Grupo Energisa abre curso gratuito para capacitação na Lei Rouanet

Nesta próxima quarta, 11 de outubro, o Grupo Energisa abre inscrições para um curso gratuito que vai oferecer capacitação e atualizações sobre as necessidades para adequar um projeto para a Lei Rouanet. O curso “Lei Federal de Incentivo à Cultura – Dominando a Lei Rouanet + Mentoria” busca potencializar produtores e gestores culturais para que utilizem sua energia criativa em ações culturais dentro de seus territórios.

Através de leis de incentivo, como a Lei Rouanet, a Energisa destina recursos para projetos de grande ou pequeno porte, que podem acontecer em grandes centros, mas também em pequenas cidades e regiões. É justamente nesses lugares menores que a riqueza cultural encontra dificuldades para se familiarizar com o sistema de incentivos fiscais. Por isso, o curso vai ser oferecido a produtores e gestores culturais de 8 estados em que há demanda reprimida para o recebimento de mais projetos: Acre, Mato Grosso, Mato Grosso do Sul, Minas Gerais, Paraíba, Sergipe, Tocantins e Rondônia.

O curso da Energisa vem para mostrar que conseguir esse patrocínio não é um bicho de sete cabeças. Com as informações precisas e a documentação necessária, qualquer gestor cultural pode se inscrever na lei Rouanet e dar um passo a mais para transformar seu sonho em realidade. Por meio de encontros com renomadas especialistas que são referências em suas áreas de atuação, unindo consistente formação acadêmica com intensa experiência no mercado, o curso oferecerá aos inscritos um caminho para profissionalizar e ampliar a sua capacidade na hora de buscar incentivos fiscais, desde a inscrição e aprovação dos projetos até sua gestão e adequada prestação de contas.
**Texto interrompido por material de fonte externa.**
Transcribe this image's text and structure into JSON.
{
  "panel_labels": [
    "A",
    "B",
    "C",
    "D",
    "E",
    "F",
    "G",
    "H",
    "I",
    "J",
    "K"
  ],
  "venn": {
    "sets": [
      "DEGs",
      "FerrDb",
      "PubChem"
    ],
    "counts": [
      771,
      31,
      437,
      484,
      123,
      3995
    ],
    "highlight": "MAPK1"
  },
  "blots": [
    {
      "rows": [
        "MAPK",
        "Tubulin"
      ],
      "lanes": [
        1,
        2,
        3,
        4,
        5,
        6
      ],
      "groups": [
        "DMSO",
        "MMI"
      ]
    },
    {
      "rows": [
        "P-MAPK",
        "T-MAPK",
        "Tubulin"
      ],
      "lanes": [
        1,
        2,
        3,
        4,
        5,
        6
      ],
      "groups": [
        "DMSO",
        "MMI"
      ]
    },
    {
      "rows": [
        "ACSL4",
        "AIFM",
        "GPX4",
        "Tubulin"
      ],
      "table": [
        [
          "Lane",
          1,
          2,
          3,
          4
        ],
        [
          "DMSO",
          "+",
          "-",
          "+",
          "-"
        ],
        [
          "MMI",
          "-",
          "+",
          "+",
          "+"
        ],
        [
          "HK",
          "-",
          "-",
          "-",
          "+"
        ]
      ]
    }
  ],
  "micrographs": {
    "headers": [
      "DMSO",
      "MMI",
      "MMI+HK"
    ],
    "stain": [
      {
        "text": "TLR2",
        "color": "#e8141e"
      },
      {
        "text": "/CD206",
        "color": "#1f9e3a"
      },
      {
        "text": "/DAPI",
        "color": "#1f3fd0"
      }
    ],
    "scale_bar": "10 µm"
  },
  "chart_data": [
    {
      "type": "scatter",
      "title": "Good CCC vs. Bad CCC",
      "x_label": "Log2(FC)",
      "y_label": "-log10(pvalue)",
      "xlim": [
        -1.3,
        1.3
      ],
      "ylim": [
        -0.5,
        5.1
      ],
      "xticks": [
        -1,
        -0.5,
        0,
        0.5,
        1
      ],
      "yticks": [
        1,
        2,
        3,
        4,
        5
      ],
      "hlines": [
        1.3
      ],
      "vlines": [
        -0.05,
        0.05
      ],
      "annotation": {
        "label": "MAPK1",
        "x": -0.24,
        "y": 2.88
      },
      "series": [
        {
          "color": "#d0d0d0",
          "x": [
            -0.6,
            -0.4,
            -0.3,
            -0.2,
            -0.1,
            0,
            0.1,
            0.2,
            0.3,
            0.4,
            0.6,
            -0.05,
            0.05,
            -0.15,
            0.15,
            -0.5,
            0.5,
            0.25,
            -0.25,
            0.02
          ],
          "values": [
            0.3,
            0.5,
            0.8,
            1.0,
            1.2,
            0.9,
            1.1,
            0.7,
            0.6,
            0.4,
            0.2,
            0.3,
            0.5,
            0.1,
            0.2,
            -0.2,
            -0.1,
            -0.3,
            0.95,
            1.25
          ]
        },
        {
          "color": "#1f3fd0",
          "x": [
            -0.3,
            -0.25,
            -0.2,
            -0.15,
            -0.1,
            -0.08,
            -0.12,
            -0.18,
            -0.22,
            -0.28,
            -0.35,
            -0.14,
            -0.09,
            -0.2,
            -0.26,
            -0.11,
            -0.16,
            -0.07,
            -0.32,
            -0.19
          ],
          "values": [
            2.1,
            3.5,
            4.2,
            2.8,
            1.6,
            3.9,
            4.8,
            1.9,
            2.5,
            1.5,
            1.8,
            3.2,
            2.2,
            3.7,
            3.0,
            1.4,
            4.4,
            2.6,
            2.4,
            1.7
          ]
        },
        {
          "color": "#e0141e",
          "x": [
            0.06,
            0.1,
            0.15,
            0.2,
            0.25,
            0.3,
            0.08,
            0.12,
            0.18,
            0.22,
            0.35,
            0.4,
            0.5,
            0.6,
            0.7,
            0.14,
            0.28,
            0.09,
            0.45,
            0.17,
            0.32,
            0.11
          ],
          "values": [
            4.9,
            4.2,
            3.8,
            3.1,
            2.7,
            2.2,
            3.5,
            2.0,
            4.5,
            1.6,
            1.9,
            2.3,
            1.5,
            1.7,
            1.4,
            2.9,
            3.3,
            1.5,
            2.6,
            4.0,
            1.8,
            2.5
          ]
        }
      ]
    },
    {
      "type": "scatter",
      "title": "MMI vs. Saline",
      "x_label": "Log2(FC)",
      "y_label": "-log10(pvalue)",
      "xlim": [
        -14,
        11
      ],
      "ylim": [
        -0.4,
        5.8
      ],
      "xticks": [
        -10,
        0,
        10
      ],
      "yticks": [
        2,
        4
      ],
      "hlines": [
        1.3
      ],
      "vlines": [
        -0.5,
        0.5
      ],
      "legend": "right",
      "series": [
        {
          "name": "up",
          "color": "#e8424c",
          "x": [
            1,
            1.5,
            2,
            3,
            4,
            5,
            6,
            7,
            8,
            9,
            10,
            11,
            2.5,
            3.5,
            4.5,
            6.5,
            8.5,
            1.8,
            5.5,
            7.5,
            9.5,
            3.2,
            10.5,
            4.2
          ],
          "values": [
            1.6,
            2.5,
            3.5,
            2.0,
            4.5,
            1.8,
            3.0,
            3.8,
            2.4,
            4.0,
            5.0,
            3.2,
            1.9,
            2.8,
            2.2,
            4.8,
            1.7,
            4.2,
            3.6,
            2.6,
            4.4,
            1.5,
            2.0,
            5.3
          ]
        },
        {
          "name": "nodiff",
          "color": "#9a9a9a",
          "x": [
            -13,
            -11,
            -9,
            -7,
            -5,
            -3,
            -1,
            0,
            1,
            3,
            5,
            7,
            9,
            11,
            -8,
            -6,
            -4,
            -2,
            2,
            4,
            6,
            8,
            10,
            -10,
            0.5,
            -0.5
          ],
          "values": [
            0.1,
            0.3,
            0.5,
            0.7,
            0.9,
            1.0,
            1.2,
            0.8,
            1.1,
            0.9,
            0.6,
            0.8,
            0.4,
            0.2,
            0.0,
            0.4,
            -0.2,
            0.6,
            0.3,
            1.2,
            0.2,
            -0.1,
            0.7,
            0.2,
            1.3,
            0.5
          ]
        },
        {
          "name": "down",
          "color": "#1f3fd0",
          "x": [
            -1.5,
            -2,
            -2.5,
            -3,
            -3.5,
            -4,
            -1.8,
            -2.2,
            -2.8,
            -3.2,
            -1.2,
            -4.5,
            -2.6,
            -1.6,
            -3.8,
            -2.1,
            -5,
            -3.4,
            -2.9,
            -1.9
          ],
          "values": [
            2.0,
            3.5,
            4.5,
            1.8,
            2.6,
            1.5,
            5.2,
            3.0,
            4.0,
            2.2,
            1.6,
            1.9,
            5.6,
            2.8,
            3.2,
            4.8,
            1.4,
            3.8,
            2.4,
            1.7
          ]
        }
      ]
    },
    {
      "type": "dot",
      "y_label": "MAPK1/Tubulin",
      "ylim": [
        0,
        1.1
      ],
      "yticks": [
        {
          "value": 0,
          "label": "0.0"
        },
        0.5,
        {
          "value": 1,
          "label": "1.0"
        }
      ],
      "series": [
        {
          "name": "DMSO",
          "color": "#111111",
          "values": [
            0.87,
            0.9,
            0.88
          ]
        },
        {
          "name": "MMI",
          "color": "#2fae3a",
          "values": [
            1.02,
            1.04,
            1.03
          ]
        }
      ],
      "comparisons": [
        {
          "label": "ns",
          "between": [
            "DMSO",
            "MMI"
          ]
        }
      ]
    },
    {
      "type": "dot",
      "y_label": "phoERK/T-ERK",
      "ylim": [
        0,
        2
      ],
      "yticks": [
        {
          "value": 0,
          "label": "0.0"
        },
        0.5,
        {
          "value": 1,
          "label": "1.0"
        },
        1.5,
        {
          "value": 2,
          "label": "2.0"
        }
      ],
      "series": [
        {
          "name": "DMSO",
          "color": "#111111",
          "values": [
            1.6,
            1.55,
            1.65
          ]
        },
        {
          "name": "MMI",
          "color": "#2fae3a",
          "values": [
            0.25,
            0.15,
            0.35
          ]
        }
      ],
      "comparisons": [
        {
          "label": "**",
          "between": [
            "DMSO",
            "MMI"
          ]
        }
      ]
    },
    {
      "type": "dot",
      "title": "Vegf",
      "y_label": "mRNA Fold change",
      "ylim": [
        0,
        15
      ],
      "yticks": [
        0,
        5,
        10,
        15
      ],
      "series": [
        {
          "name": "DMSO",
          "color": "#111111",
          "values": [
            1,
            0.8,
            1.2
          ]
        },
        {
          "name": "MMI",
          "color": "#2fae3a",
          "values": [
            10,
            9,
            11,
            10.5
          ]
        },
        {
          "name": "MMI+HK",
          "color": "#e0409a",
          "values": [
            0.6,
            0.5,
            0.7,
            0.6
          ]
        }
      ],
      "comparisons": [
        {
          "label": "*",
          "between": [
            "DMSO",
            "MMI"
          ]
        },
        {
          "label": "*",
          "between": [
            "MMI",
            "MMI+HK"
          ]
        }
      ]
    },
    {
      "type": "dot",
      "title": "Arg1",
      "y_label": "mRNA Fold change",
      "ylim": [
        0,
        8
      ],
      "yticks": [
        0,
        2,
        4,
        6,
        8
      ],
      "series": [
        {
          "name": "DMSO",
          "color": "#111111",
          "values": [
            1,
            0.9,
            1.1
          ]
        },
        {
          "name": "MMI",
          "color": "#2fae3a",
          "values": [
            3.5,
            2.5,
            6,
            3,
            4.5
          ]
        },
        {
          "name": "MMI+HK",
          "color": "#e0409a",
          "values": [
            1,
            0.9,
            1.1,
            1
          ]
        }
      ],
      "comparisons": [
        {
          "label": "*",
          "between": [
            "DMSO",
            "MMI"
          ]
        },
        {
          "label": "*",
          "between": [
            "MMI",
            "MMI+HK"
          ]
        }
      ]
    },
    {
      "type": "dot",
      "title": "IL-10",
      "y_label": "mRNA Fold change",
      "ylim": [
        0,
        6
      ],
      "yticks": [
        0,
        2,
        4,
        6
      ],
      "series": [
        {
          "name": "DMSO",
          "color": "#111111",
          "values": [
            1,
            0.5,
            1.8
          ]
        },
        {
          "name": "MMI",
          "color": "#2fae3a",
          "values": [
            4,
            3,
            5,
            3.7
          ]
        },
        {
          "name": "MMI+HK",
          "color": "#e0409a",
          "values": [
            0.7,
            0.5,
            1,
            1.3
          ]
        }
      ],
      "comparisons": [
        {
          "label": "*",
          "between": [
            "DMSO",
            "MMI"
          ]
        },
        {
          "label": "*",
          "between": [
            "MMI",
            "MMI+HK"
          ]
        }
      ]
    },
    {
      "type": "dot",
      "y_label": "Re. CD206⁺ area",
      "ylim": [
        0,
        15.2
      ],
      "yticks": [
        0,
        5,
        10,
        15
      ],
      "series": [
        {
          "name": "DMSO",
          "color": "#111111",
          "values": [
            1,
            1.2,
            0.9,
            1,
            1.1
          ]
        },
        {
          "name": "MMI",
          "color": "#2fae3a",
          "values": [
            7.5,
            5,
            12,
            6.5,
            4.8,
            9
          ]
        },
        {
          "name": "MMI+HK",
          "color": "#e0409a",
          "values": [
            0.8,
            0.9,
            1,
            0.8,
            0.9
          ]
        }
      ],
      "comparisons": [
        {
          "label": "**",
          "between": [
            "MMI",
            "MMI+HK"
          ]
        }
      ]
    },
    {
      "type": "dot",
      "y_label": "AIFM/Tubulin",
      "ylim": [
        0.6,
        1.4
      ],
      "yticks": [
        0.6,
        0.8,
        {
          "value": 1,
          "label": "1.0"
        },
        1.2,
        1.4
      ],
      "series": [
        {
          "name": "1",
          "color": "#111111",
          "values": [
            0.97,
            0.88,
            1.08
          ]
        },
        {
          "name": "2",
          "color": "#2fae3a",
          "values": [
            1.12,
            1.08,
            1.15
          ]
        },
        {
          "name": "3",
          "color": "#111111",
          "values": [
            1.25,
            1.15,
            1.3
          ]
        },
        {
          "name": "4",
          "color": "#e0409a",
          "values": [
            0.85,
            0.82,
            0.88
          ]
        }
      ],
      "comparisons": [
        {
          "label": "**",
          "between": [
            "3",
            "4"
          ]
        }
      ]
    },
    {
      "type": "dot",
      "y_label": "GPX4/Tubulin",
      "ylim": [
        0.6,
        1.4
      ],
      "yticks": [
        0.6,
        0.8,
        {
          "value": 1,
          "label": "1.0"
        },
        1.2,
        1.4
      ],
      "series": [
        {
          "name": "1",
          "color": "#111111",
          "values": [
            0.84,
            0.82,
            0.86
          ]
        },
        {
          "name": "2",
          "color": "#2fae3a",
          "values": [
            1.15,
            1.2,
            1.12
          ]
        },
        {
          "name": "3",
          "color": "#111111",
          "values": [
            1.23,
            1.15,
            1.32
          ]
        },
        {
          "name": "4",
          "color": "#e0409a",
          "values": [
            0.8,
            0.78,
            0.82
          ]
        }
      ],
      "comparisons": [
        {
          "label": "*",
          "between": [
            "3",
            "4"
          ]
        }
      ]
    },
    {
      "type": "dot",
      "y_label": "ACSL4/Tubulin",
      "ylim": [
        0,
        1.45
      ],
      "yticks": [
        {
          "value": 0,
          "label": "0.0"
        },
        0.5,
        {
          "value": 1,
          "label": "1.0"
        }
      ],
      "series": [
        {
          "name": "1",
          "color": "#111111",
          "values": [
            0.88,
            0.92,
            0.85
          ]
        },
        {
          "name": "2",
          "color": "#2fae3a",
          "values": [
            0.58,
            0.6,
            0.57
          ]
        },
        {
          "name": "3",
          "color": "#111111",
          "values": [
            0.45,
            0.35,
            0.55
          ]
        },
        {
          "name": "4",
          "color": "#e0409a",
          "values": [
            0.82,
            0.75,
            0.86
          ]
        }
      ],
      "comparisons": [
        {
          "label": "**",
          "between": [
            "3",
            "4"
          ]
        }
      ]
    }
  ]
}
- Com essa iniciativa, pretendemos democratizar o acesso aos incentivos. Temos inúmeros casos de projetos maravilhosos que não conseguem participar dos processos burocráticos por falta de conhecimento dos proponentes sobre a Lei Rouanet. A nossa expectativa é aumentar o impacto positivo do Programa Energisa Cultural, especialmente para a população dos estados onde temos atuação, levando educação, arte e desenvolvimento - diz a coordenadora de Investimento Social do Grupo Energisa, Delânia Cavalcante.
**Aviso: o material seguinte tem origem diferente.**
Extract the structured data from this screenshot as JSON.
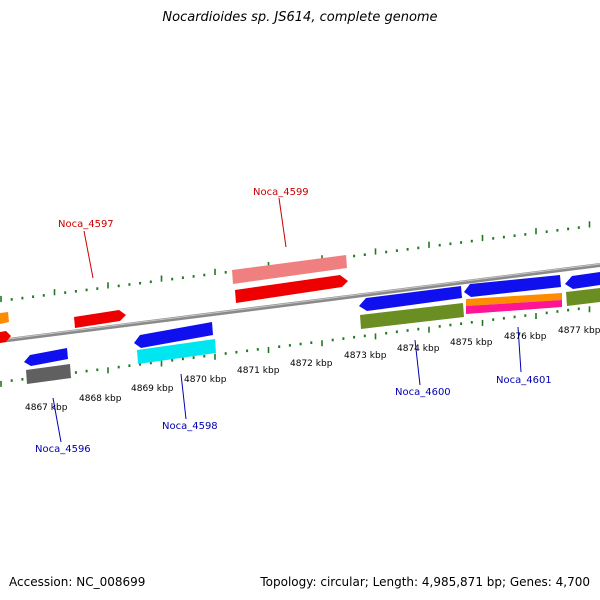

A inscrição é simples e os únicos critérios de seleção são o estado de trabalho/residência e tempo de trabalho/experiência na área cultural. Mulheres, pessoas pretas e indígenas terão prioridade. Com 20 participantes por turma e um total de 12 horas de aula dividido em 4 módulos de 3 horas, o curso será 100% online. As aulas serão expositivas e práticas, inclusive com acesso ao sistema de inscrição de projetos Salic, que é a plataforma usada pela lei Rouanet para o recebimento de propostas. Para realizar o curso, o único material necessário é um computador com acesso à internet. Após o curso, 10 participantes de cada turma serão selecionados para receber 2 horas mentoria individual. Os participantes que comparecerem a pelo menos 75% das aulas ganham certificado de conclusão. 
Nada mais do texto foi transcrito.